Yazmak, herhangi birine söylenemeyecek şeyleri hem hiç kimseye söylememek hem de herkese söylemektir. Ya da daha doğrusu yazmak, söyleyebileceğin herhangi biri olmayan şeyleri belki okuyacak olan o hiç-kimseye söylemektir. Öyle ince, öyle kişisel, öyle bulanık şeyler ki, normal olarak en yakınlarıma bile söylemeyi düşünmediğim şeyler. Ne zaman yüksek sesle söylemeyi denesem dilimin pelteleştiği ya da yakınlarımın kulaklarının duyup anlamak için fazla kısa kaldığı şeyleri tamamen yabancı kişiler okusun diye yazabilirim. Söylenemeyenler, yazmanın sessizliği içinde yabancılara söylenebilir olur ve okumanın  yalnızlığı içinde işitilir.
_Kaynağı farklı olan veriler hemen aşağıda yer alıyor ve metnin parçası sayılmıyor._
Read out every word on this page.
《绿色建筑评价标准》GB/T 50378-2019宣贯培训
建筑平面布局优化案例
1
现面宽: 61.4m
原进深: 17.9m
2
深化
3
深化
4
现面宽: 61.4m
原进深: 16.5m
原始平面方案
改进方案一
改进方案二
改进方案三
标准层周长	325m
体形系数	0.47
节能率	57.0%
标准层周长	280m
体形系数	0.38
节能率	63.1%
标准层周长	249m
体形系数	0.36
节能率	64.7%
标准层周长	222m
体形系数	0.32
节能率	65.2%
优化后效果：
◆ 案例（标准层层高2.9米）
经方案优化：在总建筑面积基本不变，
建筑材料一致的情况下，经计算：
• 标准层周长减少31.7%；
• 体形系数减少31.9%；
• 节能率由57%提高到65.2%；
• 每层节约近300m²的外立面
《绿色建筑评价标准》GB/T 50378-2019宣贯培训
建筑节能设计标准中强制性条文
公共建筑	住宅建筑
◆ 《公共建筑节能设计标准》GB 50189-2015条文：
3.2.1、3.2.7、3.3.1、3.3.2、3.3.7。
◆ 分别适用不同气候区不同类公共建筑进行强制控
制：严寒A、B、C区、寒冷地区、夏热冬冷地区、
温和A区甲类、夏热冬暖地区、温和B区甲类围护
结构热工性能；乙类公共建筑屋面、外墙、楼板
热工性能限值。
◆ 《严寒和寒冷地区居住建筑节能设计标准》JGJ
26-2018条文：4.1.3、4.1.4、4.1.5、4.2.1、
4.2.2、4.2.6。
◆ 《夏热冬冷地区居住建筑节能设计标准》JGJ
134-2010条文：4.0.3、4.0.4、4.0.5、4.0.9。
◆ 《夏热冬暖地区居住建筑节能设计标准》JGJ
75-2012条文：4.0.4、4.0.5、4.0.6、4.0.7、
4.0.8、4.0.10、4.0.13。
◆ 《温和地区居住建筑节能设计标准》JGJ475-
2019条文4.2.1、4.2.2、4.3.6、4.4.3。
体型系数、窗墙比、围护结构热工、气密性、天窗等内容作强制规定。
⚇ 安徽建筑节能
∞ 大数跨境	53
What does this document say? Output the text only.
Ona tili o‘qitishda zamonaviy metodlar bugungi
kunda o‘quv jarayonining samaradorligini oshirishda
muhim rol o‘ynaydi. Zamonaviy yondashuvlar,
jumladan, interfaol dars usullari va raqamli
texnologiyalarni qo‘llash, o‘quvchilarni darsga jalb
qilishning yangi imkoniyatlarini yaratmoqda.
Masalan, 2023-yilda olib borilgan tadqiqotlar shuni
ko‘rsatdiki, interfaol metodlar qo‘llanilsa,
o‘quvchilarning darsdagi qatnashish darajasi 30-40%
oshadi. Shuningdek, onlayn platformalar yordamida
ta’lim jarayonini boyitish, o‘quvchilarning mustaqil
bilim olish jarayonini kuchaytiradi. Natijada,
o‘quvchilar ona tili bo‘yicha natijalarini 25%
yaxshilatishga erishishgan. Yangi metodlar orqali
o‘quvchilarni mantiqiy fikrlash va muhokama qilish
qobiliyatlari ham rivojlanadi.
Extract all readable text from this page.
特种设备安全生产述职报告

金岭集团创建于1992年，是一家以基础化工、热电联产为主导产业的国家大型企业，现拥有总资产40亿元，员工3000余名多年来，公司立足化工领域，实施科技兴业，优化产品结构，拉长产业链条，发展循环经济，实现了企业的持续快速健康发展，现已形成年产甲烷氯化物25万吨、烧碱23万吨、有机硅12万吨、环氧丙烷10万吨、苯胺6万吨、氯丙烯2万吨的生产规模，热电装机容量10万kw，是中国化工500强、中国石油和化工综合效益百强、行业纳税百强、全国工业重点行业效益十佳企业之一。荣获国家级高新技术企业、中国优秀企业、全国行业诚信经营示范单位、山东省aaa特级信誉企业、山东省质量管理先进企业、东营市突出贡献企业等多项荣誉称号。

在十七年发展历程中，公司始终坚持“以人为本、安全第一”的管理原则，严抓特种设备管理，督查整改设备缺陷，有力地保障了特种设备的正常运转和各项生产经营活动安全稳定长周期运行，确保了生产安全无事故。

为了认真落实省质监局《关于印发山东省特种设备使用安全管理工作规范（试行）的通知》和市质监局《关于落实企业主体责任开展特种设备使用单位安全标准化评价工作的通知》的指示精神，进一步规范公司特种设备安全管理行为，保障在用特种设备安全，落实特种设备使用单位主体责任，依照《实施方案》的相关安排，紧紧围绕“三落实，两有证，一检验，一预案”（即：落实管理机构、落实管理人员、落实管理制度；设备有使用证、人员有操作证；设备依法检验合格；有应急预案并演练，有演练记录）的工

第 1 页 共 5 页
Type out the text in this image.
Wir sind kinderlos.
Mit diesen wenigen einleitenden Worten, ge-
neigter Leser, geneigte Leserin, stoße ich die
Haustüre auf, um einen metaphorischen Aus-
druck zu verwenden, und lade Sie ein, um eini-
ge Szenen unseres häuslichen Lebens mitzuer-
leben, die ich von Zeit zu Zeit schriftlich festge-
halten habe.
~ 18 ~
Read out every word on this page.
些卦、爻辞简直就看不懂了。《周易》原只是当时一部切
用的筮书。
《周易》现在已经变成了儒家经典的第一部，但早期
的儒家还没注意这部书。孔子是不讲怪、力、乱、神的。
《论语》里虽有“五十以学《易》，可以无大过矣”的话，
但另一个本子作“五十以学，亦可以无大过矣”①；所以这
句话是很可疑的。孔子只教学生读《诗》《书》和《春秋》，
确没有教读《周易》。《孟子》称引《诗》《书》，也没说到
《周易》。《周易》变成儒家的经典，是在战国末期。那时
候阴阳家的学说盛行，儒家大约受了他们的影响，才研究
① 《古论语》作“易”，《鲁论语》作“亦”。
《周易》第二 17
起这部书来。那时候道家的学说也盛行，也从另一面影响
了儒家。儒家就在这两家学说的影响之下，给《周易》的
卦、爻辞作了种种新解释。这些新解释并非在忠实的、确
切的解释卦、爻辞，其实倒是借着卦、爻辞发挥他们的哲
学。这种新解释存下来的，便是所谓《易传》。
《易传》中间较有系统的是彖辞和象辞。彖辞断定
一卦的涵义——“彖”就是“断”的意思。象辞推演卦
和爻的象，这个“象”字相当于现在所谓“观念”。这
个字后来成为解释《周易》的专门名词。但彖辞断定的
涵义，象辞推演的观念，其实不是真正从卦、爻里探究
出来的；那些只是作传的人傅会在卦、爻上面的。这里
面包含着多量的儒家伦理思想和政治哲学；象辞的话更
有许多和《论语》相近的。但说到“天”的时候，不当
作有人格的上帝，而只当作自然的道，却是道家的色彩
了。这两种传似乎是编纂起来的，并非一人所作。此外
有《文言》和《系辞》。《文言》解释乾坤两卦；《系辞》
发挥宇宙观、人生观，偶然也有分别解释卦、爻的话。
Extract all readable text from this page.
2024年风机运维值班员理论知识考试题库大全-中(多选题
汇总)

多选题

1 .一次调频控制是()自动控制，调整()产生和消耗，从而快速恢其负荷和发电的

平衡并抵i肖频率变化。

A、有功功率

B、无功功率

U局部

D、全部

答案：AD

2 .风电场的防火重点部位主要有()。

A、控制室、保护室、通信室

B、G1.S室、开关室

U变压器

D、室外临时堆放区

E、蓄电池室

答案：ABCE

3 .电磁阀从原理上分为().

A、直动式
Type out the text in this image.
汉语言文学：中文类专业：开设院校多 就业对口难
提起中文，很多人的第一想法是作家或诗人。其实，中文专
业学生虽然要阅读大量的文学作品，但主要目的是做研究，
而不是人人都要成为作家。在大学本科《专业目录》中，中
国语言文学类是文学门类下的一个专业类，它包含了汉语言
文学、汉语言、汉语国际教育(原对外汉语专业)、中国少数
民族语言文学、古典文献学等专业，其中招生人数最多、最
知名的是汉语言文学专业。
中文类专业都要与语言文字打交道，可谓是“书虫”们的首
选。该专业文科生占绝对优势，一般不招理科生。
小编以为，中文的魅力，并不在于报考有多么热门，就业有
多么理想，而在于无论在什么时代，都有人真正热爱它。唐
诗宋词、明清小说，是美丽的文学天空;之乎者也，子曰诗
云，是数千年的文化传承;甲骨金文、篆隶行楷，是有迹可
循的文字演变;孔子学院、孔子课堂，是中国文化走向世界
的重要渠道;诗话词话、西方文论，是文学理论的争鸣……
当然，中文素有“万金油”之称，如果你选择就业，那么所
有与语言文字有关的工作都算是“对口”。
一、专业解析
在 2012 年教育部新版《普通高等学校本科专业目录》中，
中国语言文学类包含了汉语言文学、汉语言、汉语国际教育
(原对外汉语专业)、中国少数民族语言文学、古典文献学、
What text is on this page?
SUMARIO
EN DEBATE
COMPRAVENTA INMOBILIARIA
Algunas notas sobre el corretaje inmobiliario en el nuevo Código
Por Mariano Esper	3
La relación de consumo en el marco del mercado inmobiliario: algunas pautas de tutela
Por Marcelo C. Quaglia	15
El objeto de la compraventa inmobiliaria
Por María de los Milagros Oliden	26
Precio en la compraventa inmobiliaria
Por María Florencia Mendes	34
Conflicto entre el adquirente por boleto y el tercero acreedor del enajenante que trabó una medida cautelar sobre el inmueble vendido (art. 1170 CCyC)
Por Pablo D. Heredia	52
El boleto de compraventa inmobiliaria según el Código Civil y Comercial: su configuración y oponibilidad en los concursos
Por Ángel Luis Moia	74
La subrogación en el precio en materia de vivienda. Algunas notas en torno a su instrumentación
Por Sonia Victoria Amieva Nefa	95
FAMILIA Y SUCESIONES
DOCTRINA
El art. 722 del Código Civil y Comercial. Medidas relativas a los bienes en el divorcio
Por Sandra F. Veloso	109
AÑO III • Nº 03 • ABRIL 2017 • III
Yazmanın paylaşılan yalnızlığı mıdır bu acaba, ayrı ayrı hepimizin toplumdan, hatta iki kişinin oluşturduğu  bir toplumdan daha derin bir yerde bulunuyor olmamız mıdır? Neredeyse yüksek sesle söylenemeyecek kadar uzun ve ayrıntılı sesleri ifade ederken parmakların başardığını dilin becerememesi midir?
...
Yüksek sesle okumaya başladığımda, tanımakta güçlük çektiğim başka bir ses çıktı ağzımdan. Yazmak, hiç- kimseyle konuşmak olduğundan, belki daha rahat bir sesti.